Bartow County Emergency Management Agency Director Paul Cuprowski said road crews were continuing to plow and spread material Wednesday night in preparation for any inclement weather.
“We’re hoping if the temperature can maintain right where it’s at, I think we’ll be all right because the spreaders [are] out, running full force and plowing and spreading at the same time,” he said. “Right now, although it did deteriorate over the last couple of hours, we do not have any road closings. We are getting some reported slick spots on [U.S. Highway] 41, [but] that’s a state road. It’s definitely slippier than it was earlier, but we think if we can maintain these temperatures we might be OK.”
Although the NWS predicted a 20 percent chance of snow before 9 this morning, Cuprowski said Bartow County services were taking no chances.
“Well, we are taking worst-case scenario because it seems to be changing literally by the minute. Just doing visual inspections outside, it’s getting worse by the minute, but we’re hoping exactly that snowfall is not going to be as bad as we anticipated. But we’re still preparing for it and we’re keeping our [emergency operation center] open and active — the full operation — probably for the next at least 36 hours. We’ll see what happens tomorrow afternoon.”
Snow, however, would be preferable to ice, he added.
“That’s some of our biggest concern right there. I don’t think it’ll be as bad if it snows. We can handle that. The ice will be more of a challenge,” Cuprowski said.
Cuprowski asked for patience from Bartow County residents as road crews continued working to keep streets clear. He said staying off the roads would be the most beneficial way to improve the situation.
“That’s been the saving grace of this whole thing, I think. People really just sat back on this one and did what was asked of them. ... It speeds the whole process up right there,” he said.
On a larger scale, across the state, the Red Cross continued to work with emergency agencies and community partners to offer assistance during the storm.
According to a press release, planning began over the weekend to ensure that partner-operated warming centers and emergency shelters have access to needed items. Food and water, along with cots, blankets, pillows and personal hygiene kits are among the supplies the Red Cross made available to county governments, churches and emergency management agencies. Red Cross volunteers are also helping to staff some partner facilities in addition to Red Cross-run shelters.
The Red Cross also urged Georgia residents to stay indoors and avoid getting out on the roads.
“Those who must drive to seek shelter should make sure their vehicles are ready for conditions by having a window scraper, kitty litter or sand in case they get stuck, extra clothes and a disaster supplies kit containing snacks, water, blankets and other necessities in the trunk,” the release states. “It’s also a good idea to let someone know where you are going, the route you plan to take, and when you expect to get there.”

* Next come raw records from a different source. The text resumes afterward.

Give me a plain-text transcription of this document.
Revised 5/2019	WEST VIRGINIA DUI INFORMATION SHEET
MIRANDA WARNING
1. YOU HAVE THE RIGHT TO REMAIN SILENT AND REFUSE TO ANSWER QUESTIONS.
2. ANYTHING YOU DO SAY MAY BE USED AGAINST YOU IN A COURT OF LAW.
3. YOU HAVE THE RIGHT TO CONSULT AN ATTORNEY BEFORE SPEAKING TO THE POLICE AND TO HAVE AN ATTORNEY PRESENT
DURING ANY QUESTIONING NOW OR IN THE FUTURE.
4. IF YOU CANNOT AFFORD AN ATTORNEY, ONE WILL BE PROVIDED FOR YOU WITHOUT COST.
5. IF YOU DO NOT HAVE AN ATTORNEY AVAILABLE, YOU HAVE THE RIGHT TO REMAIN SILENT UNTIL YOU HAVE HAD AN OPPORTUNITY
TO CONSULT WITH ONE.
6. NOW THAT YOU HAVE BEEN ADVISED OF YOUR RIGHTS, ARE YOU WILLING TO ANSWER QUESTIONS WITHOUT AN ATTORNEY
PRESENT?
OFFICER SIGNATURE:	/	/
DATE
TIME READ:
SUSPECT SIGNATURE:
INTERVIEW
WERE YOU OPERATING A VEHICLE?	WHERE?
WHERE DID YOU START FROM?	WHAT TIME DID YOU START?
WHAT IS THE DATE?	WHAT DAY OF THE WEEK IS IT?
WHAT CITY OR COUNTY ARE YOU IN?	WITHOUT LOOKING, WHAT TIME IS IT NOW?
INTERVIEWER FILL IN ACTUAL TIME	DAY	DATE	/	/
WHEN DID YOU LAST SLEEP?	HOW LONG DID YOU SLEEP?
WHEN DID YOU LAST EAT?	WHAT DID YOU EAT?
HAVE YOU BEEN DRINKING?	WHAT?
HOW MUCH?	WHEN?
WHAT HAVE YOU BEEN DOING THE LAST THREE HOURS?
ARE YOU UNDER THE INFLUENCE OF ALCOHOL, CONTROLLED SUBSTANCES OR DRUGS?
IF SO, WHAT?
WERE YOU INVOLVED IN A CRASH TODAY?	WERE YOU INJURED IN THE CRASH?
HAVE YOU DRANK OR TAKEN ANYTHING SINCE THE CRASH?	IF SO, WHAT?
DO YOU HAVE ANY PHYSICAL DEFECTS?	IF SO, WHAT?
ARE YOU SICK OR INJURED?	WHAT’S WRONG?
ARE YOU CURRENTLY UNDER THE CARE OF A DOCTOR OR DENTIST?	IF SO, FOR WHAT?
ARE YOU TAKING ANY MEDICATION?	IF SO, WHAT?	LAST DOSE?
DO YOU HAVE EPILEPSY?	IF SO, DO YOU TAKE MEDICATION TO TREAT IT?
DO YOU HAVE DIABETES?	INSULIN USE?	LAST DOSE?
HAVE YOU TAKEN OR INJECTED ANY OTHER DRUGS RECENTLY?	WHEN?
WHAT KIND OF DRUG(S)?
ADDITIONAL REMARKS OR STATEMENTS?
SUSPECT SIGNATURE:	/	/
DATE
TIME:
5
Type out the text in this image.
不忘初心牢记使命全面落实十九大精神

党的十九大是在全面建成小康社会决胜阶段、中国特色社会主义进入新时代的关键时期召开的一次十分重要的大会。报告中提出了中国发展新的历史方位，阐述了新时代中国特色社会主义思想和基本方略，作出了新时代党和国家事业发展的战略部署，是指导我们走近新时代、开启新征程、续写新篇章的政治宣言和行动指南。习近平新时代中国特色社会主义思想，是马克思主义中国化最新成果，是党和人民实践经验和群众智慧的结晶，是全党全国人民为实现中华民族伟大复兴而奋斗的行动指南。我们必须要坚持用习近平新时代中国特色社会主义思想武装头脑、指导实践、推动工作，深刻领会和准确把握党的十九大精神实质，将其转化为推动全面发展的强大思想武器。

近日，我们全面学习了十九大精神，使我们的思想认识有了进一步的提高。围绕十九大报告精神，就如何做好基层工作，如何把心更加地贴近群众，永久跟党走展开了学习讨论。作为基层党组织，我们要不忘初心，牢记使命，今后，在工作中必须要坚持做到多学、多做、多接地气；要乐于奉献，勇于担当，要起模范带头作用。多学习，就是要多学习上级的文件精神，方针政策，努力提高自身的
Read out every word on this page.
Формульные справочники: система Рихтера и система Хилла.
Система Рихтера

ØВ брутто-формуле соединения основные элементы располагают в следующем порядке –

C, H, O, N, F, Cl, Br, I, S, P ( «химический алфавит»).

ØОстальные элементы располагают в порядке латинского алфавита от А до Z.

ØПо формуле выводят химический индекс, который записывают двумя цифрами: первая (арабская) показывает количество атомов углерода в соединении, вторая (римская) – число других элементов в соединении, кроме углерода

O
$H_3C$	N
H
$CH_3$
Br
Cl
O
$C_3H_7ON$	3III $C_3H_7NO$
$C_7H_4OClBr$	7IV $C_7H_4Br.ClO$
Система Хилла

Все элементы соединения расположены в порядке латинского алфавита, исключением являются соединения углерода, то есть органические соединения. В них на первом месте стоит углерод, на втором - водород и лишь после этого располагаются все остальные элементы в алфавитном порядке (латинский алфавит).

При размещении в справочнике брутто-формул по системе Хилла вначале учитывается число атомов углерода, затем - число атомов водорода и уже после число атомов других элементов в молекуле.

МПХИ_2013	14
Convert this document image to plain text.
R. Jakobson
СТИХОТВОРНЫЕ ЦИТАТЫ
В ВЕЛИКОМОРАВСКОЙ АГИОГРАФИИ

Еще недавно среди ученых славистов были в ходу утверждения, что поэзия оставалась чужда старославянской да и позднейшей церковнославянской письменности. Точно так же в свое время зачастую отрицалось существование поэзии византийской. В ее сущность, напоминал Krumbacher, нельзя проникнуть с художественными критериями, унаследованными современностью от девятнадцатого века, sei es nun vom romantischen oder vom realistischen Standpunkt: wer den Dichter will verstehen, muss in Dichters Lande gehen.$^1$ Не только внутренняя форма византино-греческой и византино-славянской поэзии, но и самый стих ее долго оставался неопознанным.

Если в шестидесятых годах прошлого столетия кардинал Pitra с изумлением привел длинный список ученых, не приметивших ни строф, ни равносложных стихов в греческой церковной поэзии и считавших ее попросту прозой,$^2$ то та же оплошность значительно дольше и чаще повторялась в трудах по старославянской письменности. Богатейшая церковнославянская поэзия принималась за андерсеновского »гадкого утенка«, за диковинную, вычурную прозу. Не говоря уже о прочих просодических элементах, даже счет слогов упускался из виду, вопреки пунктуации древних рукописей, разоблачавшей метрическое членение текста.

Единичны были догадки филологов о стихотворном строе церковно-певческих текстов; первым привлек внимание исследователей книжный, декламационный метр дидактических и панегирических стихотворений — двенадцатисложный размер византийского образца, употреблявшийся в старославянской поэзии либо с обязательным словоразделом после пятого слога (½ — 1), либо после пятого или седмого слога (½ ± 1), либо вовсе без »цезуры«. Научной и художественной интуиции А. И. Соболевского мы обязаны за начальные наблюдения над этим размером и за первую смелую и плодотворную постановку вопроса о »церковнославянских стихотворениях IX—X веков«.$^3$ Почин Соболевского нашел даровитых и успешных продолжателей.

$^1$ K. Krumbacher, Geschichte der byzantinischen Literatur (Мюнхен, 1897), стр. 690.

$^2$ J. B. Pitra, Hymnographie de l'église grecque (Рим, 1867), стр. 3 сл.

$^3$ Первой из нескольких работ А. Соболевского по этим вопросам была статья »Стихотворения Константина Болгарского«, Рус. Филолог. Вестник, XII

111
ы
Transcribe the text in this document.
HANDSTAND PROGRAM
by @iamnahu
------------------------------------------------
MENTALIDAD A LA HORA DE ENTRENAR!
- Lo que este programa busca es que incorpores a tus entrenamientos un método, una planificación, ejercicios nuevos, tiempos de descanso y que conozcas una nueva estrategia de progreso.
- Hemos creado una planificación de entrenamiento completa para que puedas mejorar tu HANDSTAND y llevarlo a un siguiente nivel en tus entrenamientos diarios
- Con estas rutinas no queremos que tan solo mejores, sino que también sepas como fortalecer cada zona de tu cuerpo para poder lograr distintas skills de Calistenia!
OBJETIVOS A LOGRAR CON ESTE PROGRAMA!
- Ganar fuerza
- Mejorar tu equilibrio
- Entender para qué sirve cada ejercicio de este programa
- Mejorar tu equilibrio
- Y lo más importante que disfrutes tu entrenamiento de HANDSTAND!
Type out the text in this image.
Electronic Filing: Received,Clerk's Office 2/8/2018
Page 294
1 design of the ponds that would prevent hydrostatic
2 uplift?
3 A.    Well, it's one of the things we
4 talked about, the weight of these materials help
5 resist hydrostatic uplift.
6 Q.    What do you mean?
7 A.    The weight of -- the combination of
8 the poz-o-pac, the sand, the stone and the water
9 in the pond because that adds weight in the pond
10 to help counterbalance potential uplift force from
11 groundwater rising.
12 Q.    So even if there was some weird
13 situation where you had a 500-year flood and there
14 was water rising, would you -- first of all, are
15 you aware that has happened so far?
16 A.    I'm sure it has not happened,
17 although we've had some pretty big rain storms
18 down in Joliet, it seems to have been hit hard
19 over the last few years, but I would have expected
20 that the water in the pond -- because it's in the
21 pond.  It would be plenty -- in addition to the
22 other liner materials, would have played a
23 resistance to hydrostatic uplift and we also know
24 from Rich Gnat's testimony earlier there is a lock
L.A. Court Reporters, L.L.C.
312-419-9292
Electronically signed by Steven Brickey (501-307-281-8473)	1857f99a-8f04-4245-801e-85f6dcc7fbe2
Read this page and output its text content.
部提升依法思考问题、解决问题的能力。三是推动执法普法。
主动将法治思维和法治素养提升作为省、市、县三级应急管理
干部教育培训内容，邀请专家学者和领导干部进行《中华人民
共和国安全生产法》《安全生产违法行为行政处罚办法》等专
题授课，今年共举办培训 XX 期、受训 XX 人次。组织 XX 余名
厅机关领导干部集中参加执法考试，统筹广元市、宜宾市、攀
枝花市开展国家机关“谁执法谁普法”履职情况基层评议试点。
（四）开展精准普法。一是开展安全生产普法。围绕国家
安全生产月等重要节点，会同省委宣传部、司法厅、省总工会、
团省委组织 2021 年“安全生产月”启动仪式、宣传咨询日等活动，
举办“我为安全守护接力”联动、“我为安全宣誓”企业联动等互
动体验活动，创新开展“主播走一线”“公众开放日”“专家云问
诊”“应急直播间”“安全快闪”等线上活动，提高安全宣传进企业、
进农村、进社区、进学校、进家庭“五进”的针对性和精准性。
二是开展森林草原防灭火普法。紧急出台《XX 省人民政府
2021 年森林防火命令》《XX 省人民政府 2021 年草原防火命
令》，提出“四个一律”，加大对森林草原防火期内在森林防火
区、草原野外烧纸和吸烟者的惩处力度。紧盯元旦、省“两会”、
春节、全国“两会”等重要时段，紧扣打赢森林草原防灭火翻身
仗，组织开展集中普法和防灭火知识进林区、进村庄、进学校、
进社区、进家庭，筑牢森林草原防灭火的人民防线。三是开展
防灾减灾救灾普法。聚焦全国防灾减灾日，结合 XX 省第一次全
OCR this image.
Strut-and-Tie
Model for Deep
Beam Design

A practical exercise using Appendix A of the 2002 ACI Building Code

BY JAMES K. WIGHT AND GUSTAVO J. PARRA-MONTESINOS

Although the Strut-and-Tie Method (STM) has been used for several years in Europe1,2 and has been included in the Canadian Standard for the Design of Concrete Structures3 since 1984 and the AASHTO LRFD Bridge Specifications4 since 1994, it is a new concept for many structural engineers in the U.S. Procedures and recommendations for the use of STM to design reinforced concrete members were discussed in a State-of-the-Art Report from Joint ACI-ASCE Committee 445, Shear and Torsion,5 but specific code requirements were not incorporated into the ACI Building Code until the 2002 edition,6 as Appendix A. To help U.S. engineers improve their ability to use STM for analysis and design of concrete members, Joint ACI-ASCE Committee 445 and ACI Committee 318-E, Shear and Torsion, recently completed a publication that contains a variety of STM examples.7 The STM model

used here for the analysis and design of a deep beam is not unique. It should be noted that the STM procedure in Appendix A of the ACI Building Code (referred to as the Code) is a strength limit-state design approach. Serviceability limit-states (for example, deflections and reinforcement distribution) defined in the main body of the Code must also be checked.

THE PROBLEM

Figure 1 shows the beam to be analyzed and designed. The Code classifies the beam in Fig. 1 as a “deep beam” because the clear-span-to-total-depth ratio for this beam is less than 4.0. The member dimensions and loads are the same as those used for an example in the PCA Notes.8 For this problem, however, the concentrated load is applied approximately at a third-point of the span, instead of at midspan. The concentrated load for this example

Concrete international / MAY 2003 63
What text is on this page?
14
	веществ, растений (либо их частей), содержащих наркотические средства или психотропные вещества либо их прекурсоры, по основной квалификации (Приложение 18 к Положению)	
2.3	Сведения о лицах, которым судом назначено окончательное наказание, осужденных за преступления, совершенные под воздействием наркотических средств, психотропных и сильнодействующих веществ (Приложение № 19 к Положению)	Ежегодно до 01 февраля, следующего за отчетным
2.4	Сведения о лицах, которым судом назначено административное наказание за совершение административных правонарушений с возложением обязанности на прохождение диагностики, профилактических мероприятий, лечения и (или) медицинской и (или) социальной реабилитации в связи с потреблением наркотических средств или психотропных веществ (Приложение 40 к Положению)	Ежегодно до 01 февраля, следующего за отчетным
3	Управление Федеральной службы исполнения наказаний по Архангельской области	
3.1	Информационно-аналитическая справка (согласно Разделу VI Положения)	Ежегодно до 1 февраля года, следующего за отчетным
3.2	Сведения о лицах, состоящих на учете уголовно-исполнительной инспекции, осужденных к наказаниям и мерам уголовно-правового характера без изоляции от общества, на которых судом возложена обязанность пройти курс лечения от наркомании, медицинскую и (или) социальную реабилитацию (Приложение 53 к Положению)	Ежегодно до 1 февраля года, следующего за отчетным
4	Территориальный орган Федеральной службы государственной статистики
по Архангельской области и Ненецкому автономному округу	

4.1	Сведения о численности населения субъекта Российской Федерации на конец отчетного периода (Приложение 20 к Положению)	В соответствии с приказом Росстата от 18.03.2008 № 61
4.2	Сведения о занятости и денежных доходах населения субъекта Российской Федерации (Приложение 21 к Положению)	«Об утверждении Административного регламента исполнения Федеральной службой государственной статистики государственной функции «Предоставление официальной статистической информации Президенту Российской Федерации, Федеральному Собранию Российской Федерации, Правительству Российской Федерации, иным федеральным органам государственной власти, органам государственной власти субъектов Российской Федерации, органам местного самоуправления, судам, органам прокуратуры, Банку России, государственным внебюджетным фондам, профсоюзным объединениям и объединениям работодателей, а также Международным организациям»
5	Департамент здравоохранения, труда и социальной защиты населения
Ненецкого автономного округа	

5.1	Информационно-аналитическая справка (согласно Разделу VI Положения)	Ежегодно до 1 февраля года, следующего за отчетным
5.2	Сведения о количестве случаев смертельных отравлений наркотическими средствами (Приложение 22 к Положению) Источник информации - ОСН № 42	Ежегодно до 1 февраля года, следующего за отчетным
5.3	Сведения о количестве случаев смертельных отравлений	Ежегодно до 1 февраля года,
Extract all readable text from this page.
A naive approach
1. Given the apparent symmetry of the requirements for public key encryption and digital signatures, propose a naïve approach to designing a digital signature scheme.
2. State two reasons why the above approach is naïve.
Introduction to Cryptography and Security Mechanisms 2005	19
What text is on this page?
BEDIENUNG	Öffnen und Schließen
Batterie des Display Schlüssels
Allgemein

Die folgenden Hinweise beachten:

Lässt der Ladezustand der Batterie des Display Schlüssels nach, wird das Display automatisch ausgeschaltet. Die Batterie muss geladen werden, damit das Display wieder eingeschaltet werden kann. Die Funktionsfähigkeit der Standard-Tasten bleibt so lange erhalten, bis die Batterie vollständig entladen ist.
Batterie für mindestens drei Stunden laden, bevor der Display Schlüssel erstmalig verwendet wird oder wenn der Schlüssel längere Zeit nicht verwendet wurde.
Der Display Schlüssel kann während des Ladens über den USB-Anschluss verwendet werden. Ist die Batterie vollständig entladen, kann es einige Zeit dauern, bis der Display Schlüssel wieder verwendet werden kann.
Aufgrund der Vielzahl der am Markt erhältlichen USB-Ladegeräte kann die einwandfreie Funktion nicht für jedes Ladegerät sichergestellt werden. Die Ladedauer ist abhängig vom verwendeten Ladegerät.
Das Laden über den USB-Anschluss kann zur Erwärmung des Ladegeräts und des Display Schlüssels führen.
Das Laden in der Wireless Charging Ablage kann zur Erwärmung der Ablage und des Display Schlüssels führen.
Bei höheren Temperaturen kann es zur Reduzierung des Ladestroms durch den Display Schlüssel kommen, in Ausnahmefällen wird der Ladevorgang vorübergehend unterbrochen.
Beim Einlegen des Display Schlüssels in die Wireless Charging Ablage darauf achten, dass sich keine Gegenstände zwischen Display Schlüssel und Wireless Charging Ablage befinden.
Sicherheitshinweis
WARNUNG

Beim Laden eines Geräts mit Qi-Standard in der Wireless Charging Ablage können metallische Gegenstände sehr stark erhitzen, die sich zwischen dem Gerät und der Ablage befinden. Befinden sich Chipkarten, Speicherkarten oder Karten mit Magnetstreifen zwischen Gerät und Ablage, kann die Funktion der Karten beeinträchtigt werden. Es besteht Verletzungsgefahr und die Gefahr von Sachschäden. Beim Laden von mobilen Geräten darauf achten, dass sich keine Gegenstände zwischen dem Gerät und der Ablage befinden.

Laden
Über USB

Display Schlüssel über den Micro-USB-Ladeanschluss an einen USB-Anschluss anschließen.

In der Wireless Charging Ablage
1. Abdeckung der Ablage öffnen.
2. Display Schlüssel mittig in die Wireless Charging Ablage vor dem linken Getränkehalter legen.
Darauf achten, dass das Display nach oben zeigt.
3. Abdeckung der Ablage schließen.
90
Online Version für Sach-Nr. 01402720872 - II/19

Locally, shelters available to Bartow County residents include the Houston Suggs Youth Facility, 31 Beavers Drive N.W., Cartersville, and a Red Top Mountain State Park facility at 50 Lodge Road S.E., Cartersville.
For those in the north end of the county, the Adairsville Police Department began using its station as a warming and relief shelter on Tuesday. The station opened at 9 p.m. for those in need, according to an APD press release. Citizens were advised to bring warm clothing and blankets with them. However, Chief Robert Jones asked residents only to use the shelter if they were without electricity, saying space was limited. APD also offered the use of a four-wheel-drive vehicle if motorists were stranded and in need of assistance.
According to the release, APD plans to operate the shelter through this evening, unless there is a power outage. Anyone unable to reach the shelter is asked to dial 911 for an officer’s assistance.
Georgia Power stated more than 143,000 customers were without power Wednesday evening, even though the company was able to restore service to 113,000 customers the same day.
A total of 250,000 customers were affected since early Wednesday morning, with most occurring since 6 a.m., according to the release.
New outages can be reported by calling 888-891-0983, or visiting www.georgiapower.com/storm. The status of an outage can be checked on the website as well.
In its own press release, the Georgia Emergency Management Agency urged motorists to stay off the road due to the threat of increasing icy conditions across the state.
“Ice can be deceptively dangerous, difficult to anticipate, and extremely difficult to drive on. Bridges and overpasses will ice first,” the release stated.
The NWS ice storm and winter weather warnings remain in effect for the upper half of the state. Forecasters are predicting what are described as “extremely hazardous” conditions, which will cause power outages and substantial structural damage due to falling trees and ice.
Residents outside of the storm warning area may also face the threat of icy road conditions. A state of emergency remains in effect for 91 counties.
GDOT will focus on keeping highways passable for emergency purposes only. The overall goal, according to the release, is to keep all roads passable, but the extent of that challenge is unknown as weather conditions are expected to deteriorate throughout the day. Motorists who need to travel for emergency purposes are advised to reduce their speed, avoid GDOT trucks on the road and closely follow travel information as the weather system brings changing conditions.
Motorists can monitor real-time road conditions at Georgia 511 www.511ga.org.